I know it is a song from the depression but we could be humming this song as we are looking for "criminals" at the reunion.
Just think if each one of us average 2 underagers a night that will be $1200 just this week!
Okay the shifts have to be 8pm to midnight and then midnight to 4am. That is only 4 hours a shift and think of the money! Woo - Hoo! Easy Money.

Anonymous said...

Jawohl Mein Kommandant!

Anonymous said...

Drinking isn't the only underage "sin" going on during the reunion. LOTS of conceptions taking place there too. (Usually after a lot of drinking)

Anonymous said...

its the new "war on high school football"

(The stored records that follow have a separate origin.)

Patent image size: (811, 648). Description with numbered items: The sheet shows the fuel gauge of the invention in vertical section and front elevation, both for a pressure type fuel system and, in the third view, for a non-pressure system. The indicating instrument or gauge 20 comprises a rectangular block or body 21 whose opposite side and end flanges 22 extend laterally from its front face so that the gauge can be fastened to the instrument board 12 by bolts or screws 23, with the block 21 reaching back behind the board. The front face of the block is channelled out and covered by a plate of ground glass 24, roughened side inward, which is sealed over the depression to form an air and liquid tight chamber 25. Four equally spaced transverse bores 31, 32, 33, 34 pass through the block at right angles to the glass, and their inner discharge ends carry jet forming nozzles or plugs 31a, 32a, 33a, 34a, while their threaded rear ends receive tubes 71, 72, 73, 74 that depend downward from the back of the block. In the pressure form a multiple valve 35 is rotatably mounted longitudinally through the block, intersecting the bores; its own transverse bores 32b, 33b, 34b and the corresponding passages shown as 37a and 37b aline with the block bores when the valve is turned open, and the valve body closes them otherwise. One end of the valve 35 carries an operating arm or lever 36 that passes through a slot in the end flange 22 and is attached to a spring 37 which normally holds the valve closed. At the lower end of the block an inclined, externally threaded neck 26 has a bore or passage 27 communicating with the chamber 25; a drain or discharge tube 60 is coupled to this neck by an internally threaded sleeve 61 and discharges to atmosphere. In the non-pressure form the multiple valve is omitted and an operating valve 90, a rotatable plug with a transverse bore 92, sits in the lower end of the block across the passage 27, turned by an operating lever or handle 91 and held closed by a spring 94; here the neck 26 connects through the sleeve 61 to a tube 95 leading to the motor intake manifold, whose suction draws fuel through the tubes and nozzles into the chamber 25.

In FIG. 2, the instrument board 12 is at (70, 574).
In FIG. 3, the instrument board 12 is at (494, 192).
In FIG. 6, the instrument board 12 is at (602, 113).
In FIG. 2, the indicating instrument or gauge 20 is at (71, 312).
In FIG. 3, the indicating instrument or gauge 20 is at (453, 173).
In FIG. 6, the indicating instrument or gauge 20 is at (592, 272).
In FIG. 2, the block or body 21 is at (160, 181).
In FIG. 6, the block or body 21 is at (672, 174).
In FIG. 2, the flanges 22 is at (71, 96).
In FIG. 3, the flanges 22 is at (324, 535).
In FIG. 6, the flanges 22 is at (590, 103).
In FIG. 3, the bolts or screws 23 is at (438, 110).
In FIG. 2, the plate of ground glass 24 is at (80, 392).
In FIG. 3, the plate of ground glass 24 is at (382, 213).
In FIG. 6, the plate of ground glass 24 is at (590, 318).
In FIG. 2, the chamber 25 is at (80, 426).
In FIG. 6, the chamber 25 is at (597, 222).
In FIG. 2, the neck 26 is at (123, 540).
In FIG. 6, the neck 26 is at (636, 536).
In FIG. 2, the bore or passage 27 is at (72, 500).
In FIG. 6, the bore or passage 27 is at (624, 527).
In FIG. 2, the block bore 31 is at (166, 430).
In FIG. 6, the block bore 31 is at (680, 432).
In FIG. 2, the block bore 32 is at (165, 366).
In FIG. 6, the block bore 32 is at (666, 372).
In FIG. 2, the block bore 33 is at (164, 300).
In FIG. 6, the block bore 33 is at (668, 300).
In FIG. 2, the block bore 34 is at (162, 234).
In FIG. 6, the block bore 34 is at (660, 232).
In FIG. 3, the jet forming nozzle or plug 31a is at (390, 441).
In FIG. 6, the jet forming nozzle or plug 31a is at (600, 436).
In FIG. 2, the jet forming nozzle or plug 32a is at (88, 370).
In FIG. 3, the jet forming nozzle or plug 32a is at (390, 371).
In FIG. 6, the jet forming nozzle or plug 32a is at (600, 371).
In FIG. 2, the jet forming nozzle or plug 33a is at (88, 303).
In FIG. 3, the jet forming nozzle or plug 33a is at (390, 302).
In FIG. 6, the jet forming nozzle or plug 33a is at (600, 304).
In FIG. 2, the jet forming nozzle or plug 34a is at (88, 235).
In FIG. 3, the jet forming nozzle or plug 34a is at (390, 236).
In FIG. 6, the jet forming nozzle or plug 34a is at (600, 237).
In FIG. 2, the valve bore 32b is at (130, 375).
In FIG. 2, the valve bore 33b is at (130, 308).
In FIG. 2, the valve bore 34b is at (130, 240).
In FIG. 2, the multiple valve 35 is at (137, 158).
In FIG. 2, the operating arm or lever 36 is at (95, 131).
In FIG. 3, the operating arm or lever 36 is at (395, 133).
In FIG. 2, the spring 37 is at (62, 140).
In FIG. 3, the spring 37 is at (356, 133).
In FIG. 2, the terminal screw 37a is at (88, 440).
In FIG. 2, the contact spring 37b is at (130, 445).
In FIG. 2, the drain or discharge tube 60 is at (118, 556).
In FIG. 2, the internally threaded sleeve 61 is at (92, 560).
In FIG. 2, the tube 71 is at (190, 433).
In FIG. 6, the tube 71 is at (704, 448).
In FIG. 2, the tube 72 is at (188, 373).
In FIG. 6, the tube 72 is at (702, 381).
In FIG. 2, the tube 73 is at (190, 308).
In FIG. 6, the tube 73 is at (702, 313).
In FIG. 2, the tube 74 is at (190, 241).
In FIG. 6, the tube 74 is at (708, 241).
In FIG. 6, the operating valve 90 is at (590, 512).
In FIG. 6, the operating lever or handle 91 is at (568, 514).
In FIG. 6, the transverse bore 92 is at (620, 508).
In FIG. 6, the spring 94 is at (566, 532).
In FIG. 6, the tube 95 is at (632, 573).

maybe we can have another czar

Anonymous said...

Like the Decatur pd will do anything about it. I saw one of those small white hummers leaving reunion last night drunk as a skunk. They put down there beer, told there kids to get in the car, hopped behind the wheel and drove straight by some of decatur's finest and just waived. When this family comes up in the paper with a drunken wreck that kills there children I'll be the first to call the paper with this story. Guess ole Decatur pd knows these people and doesn't mind risking these childrens lives by looking the other way...

Anonymous said...

Sat on one of the benches last year with one of Decatur's finest and observed a girl, probably around 13 or 14, that could not even walk without her friends holding her up. Asked him is if was going to do anything and he said "oh she is not hurting anyone but herself, it will be fine"
But actually enforcing the laws would cut into their "social time and 4 wheeler riding". They get paid extra for being security down there and they do nothing.......THEY ARE A JOKE!!!!!!!!

Anonymous said...

By the way the cabins are not down there for drunks to "crash" in. They are there for the families that actual PAY for them to use. If you don't have a cabin down there you should not be down in the cabins in the first place....

Anonymous said...

We're drugs or Alcohol involved?

Anonymous said...

Hell..let them thin out the gene pool...

Anonymous said...

Good Lord, it has come down to this in 2009. I can't wait for 2018, there's going to be bitchin about $8.50 wrist bands and "fine cut" meth in a snuff can.